Joining LDF herself in 2004, Bhargava now directs the organization’s education practice. (Kirsten Clarke ’00 and Jin Hee Lee ’00 are also current LDF lawyers.) “In many of our cases, we work with local chapters of the NAACP, either as our clients or as ties to the community,” Bhargava points out. “NAACP chapters still serve as the eyes and ears of the LDF.”
The connections continue to multiply. Several years ago, as the Law School began contemplating some sort of institute that would “rethink the framework for seeking legal and social justice,” Professor Susan Sturm recalls, she and her colleagues learned that the Legal Defense Fund was considering a similar idea. The resulting Center for Institutional and Social Change, launched in 2007, represents a Columbia Law School and LDF collaboration—an attempt, Sturm says, to answer questions like: “What does racial justice look like in an era when the courts are in retrenchment mode?” and “What does it mean to be a leader for people of color at this historic moment?” About a dozen Law School faculty and 30 students each year have undertaken projects for the center dealing with issues such as higher education, low-wage work, policing, and housing policies.

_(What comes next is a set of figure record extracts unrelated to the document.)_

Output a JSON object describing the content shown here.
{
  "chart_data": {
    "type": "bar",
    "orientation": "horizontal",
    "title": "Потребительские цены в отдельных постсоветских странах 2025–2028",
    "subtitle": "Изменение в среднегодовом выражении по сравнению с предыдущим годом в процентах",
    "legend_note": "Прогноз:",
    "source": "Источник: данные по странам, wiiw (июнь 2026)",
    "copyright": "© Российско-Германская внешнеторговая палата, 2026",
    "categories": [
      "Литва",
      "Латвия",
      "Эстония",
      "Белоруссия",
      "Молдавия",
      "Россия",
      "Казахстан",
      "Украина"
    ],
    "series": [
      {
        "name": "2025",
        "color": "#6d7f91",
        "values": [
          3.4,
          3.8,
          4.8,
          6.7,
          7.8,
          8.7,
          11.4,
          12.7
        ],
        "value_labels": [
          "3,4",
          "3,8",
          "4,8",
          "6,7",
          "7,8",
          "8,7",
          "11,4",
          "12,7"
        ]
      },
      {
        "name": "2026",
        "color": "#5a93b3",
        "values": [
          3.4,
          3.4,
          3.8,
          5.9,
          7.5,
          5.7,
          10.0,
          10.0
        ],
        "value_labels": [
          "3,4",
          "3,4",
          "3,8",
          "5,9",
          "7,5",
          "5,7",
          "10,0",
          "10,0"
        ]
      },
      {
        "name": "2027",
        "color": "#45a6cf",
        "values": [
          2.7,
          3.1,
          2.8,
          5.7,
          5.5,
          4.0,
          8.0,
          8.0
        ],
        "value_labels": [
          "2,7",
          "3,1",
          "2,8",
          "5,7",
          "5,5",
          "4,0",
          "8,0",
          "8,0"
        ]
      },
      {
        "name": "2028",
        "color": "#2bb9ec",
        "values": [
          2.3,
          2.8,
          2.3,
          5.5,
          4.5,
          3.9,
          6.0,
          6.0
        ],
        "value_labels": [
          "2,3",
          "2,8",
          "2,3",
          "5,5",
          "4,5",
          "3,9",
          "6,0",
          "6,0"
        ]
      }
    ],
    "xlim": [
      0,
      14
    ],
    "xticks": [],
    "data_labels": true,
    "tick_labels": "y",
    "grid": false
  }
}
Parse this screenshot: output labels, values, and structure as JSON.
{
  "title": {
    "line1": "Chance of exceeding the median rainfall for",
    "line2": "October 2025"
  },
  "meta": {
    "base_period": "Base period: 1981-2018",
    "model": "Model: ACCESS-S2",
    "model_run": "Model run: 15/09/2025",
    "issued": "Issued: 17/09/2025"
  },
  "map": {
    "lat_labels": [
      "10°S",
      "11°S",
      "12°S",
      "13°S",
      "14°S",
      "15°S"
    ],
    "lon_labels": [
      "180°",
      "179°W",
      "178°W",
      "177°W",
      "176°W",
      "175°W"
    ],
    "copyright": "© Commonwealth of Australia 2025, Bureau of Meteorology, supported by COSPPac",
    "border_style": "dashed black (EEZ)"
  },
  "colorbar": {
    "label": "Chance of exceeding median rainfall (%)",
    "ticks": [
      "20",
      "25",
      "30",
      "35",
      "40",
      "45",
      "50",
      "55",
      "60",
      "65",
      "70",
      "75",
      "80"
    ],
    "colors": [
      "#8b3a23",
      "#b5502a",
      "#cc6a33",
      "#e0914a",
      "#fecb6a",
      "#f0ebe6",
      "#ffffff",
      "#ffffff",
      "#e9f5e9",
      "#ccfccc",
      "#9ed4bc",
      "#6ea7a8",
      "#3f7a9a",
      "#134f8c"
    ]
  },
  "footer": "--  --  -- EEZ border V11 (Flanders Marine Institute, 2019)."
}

Dovetailing concern about progress on civil rights issues has also led to such joint events as “Twenty Years after McCleskey v. Kemp,” a 2007 conference co-sponsored by the Law School and LDF to mark what Professor Jeffrey Fagan calls “an unpleasant landmark”—the Supreme Court ruling that racially disparate patterns in applying the death penalty did not violate constitutional prohibitions against racial discrimination. With the conference, which drew about 125 participants, both organizations hoped “to reignite interest in racial bias in capital punishment among legal scholars and civil rights activists,” Fagan says, and to “identify strategies to reduce racially disproportionate treatment of racial minorities in both death penalty cases and throughout the criminal justice system.”
Meanwhile, Columbia Law School students contributed 2,559 hours of pro bono work for the Legal Defense Fund between 1996 and 2007, and Law School students intern there virtually every summer. “It’s one of the more exciting placements,” says Akua Akyea, the director of international and summer programs at the Law School’s Center for Public Interest Law. Students who compete for LDF internships “like that the organization takes on cases that are difficult and new, and require a level of creativity by lawyers that you don’t find in a lot of other organizations,” Akyea says. (Among the lengthening list of Columbia Law School alumni who’ve interned for LDF: Eric Holder ’76, the U.S. attorney general.)
Sometimes, connections between Columbia Law School, the NAACP, and the LDF arise in less straightforward ways. Consider the events of December 1992, when students were protesting Columbia University’s plans to build a biomedical research center on the site of the Audubon Ballroom, where Malcolm X was assassinated. A throng descended on the Hamilton Hall offices of the Columbia College dean—at the time, Law School alumnus Jack Greenberg. Among the protest leaders was a junior named Ben Jealous.
“He chained me into my office!” says Greenberg, still sounding a bit indignant. The protest lasted only a few hours, after which Greenberg emerged, gave the demonstrators “a tongue-lashing,” walked out onto Broadway, and got into a cab. Jealous and three other students were suspended for a semester. Four years passed before he returned to Columbia and completed his political science degree, but Jealous made up for lost time. “He ended up being a Rhodes scholar,” Greenberg notes.
And last summer, Benjamin T. Jealous became the 17th president—and, at 35, the youngest—of the NAACP.